Impact of Maxwell velocity slip and Smoluchowski temperature slip on CNTs with modified Fourier theory: Reiner-Philippoff model.

The present article presents a novel idea regarding the implementation of Tiwari and Das model on Reiner-Philippoff fluid (RPF) model by considering blood as a base fluid. The Cattaneo-Christov model and thermal radiative flow have been employed to study heat transfer analysis. Tiwari and Das model consider nanoparticles volume fraction for heat transfer enhancement instead of the Buongiorno model which heavily relies on thermophoresis and Brownian diffusion effects for heat transfer analysis. Maxwell velocity and Temperature slip boundary conditions have been employed at the surface of the sheet. By utilizing the suitable transformations, the modeled PDEs (partial-differential equations) are renewed in ODEs (ordinary-differential equations) and treated these equations numerically with the aid of bvp4c technique in MATLAB software.
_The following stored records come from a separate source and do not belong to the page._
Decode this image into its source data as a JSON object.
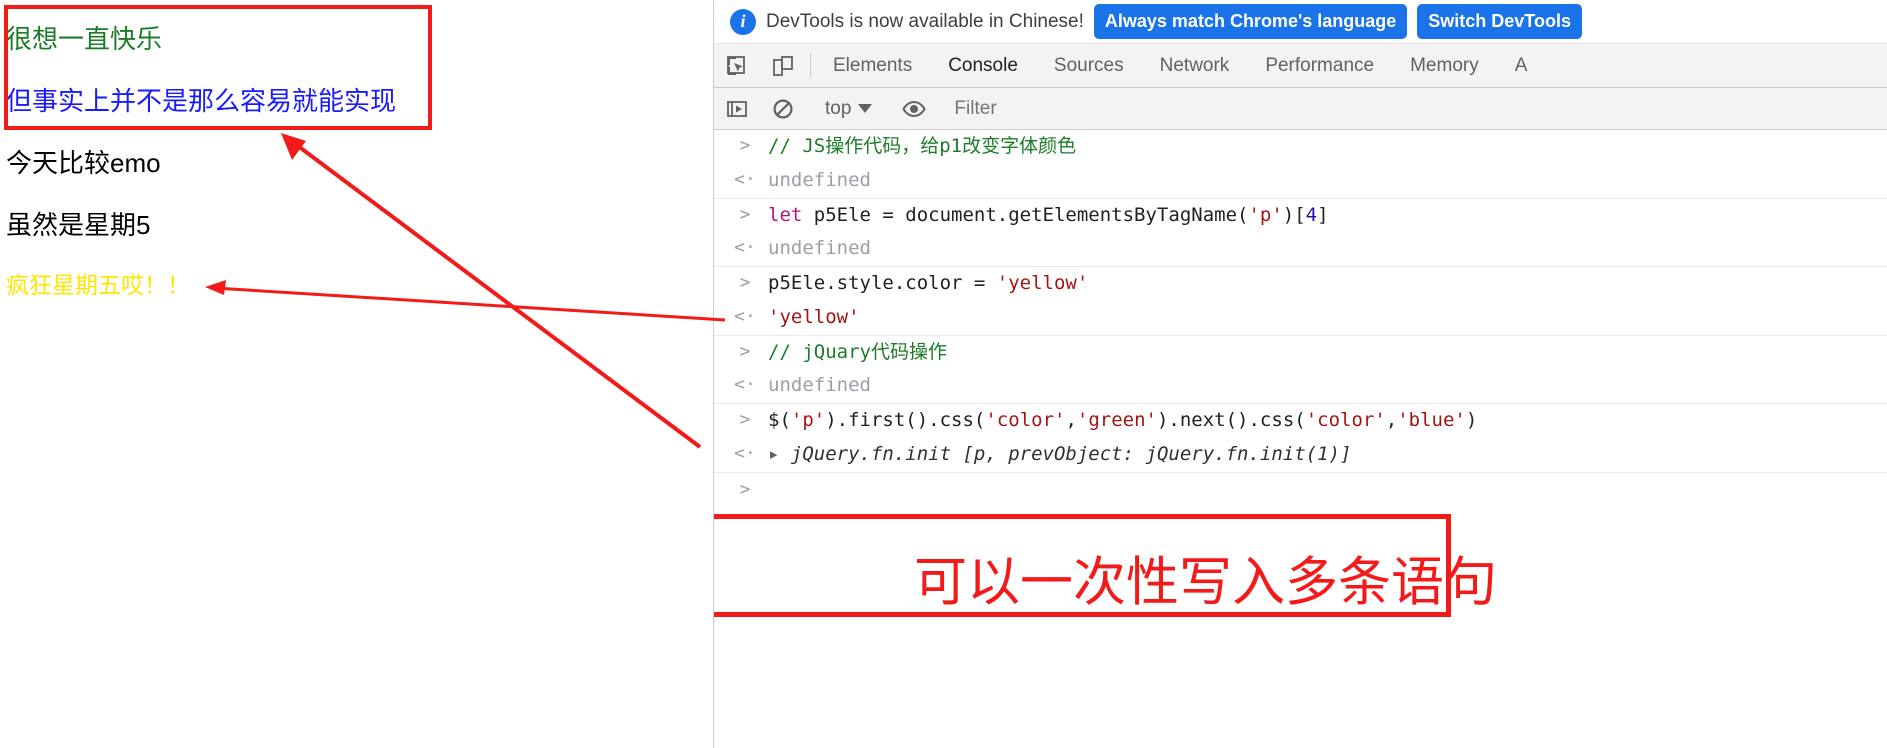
{
  "webpage": {
    "paragraphs": [
      {
        "text": "很想一直快乐",
        "color": "#1c7c28"
      },
      {
        "text": "但事实上并不是那么容易就能实现",
        "color": "#1a1aff"
      },
      {
        "text": "今天比较emo",
        "color": "#000000"
      },
      {
        "text": "虽然是星期5",
        "color": "#000000"
      },
      {
        "text": "疯狂星期五哎！！",
        "color": "#ffe600"
      }
    ]
  },
  "annotations": {
    "box_color": "#f31a1a",
    "caption": "可以一次性写入多条语句"
  },
  "devtools": {
    "banner": {
      "icon": "info-icon",
      "message": "DevTools is now available in Chinese!",
      "primary_button": "Always match Chrome's language",
      "secondary_button": "Switch DevTools",
      "accent_color": "#1a73e8"
    },
    "tabs": [
      {
        "label": "Elements",
        "active": false
      },
      {
        "label": "Console",
        "active": true
      },
      {
        "label": "Sources",
        "active": false
      },
      {
        "label": "Network",
        "active": false
      },
      {
        "label": "Performance",
        "active": false
      },
      {
        "label": "Memory",
        "active": false
      },
      {
        "label": "A",
        "active": false
      }
    ],
    "toolbar": {
      "execute_icon": "execute-sidebar-icon",
      "clear_icon": "clear-console-icon",
      "context": "top",
      "eye_icon": "live-expression-eye-icon",
      "filter_placeholder": "Filter",
      "filter_value": ""
    },
    "console": [
      {
        "kind": "command",
        "gutter": ">",
        "segments": [
          {
            "t": "// JS操作代码，给p1改变字体颜色",
            "c": "comment"
          }
        ]
      },
      {
        "kind": "result",
        "gutter": "<·",
        "segments": [
          {
            "t": "undefined",
            "c": "undef"
          }
        ]
      },
      {
        "kind": "command",
        "gutter": ">",
        "segments": [
          {
            "t": "let",
            "c": "kw"
          },
          {
            "t": " p5Ele = document.getElementsByTagName(",
            "c": "code"
          },
          {
            "t": "'p'",
            "c": "str"
          },
          {
            "t": ")[",
            "c": "code"
          },
          {
            "t": "4",
            "c": "num"
          },
          {
            "t": "]",
            "c": "code"
          }
        ]
      },
      {
        "kind": "result",
        "gutter": "<·",
        "segments": [
          {
            "t": "undefined",
            "c": "undef"
          }
        ]
      },
      {
        "kind": "command",
        "gutter": ">",
        "segments": [
          {
            "t": "p5Ele.style.color = ",
            "c": "code"
          },
          {
            "t": "'yellow'",
            "c": "str"
          }
        ]
      },
      {
        "kind": "result",
        "gutter": "<·",
        "segments": [
          {
            "t": "'yellow'",
            "c": "str"
          }
        ]
      },
      {
        "kind": "command",
        "gutter": ">",
        "segments": [
          {
            "t": "// jQuary代码操作",
            "c": "comment"
          }
        ]
      },
      {
        "kind": "result",
        "gutter": "<·",
        "segments": [
          {
            "t": "undefined",
            "c": "undef"
          }
        ]
      },
      {
        "kind": "command",
        "gutter": ">",
        "segments": [
          {
            "t": "$(",
            "c": "code"
          },
          {
            "t": "'p'",
            "c": "str"
          },
          {
            "t": ").first().css(",
            "c": "code"
          },
          {
            "t": "'color'",
            "c": "str"
          },
          {
            "t": ",",
            "c": "code"
          },
          {
            "t": "'green'",
            "c": "str"
          },
          {
            "t": ").next().css(",
            "c": "code"
          },
          {
            "t": "'color'",
            "c": "str"
          },
          {
            "t": ",",
            "c": "code"
          },
          {
            "t": "'blue'",
            "c": "str"
          },
          {
            "t": ")",
            "c": "code"
          }
        ]
      },
      {
        "kind": "result",
        "gutter": "<·",
        "segments": [
          {
            "t": "▸ ",
            "c": "tri"
          },
          {
            "t": "jQuery.fn.init [p, prevObject: jQuery.fn.init(1)]",
            "c": "jq-res"
          }
        ]
      }
    ],
    "prompt": {
      "gutter": ">",
      "value": ""
    }
  }
}
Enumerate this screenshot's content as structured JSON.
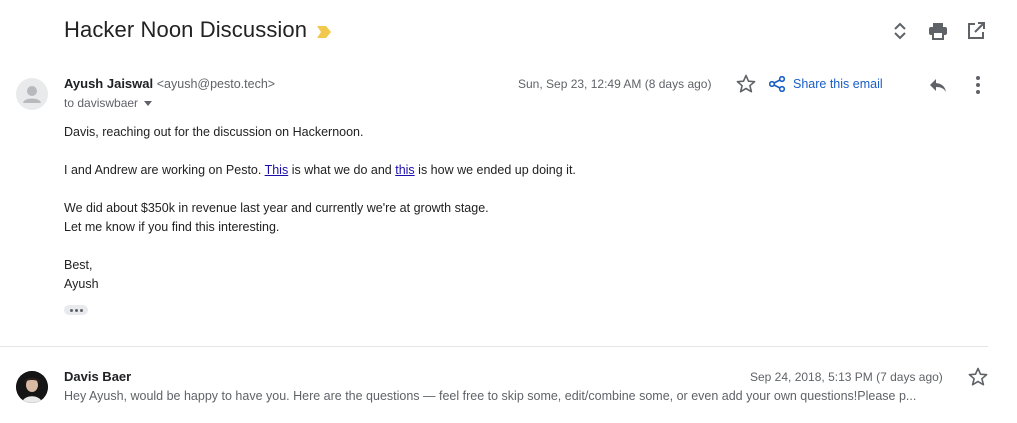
{
  "thread": {
    "subject": "Hacker Noon Discussion",
    "label_color": "#f2c94c",
    "top_icons": [
      "expand-collapse-icon",
      "print-icon",
      "open-in-new-window-icon"
    ]
  },
  "message1": {
    "sender_name": "Ayush Jaiswal",
    "sender_email": "<ayush@pesto.tech>",
    "to_line": "to daviswbaer",
    "date": "Sun, Sep 23, 12:49 AM (8 days ago)",
    "share_label": "Share this email",
    "body": {
      "greeting": "Davis, reaching out for the discussion on Hackernoon.",
      "para2_a": "I and Andrew are working on Pesto. ",
      "link1": "This",
      "para2_b": " is what we do and ",
      "link2": "this",
      "para2_c": " is how we ended up doing it.",
      "para3_line1": "We did about $350k in revenue last year and currently we're at growth stage.",
      "para3_line2": "Let me know if you find this interesting.",
      "signoff": "Best,",
      "signature": "Ayush"
    }
  },
  "message2": {
    "sender_name": "Davis Baer",
    "date": "Sep 24, 2018, 5:13 PM (7 days ago)",
    "snippet": "Hey Ayush, would be happy to have you. Here are the questions — feel free to skip some, edit/combine some, or even add your own questions!Please p..."
  },
  "colors": {
    "link": "#1a0dab",
    "share_link": "#1a5ec7",
    "secondary_text": "#5f6368"
  }
}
To check the reliability of the proposed scheme a comparison with available literature has been made. Other than Buongiorno nanofluid model no attempt has been made in literature to study the impact of nanoparticles on Reiner-Philippoff fluid model past a stretchable surface. This article fills this gap available in the existing literature by considering novel ideas like the implementation of carbon nanotubes, CCHF, and thermal radiation effects on Reiner-Philippoff fluid past a slippery expandable sheet. Momentum, as well as temperature slip boundary conditions, are never studied and considered before for the case of Reiner-Philippoff fluid past a slippery expandable sheet. In the light of physical effects used in this model, it is observed that heat transfer rate escalates as a result of magnification in thermal radiation parameter which is 18.5% and skin friction coefficient diminishes by the virtue of amplification in the velocity slip parameter and maximum decrement is 67.9%.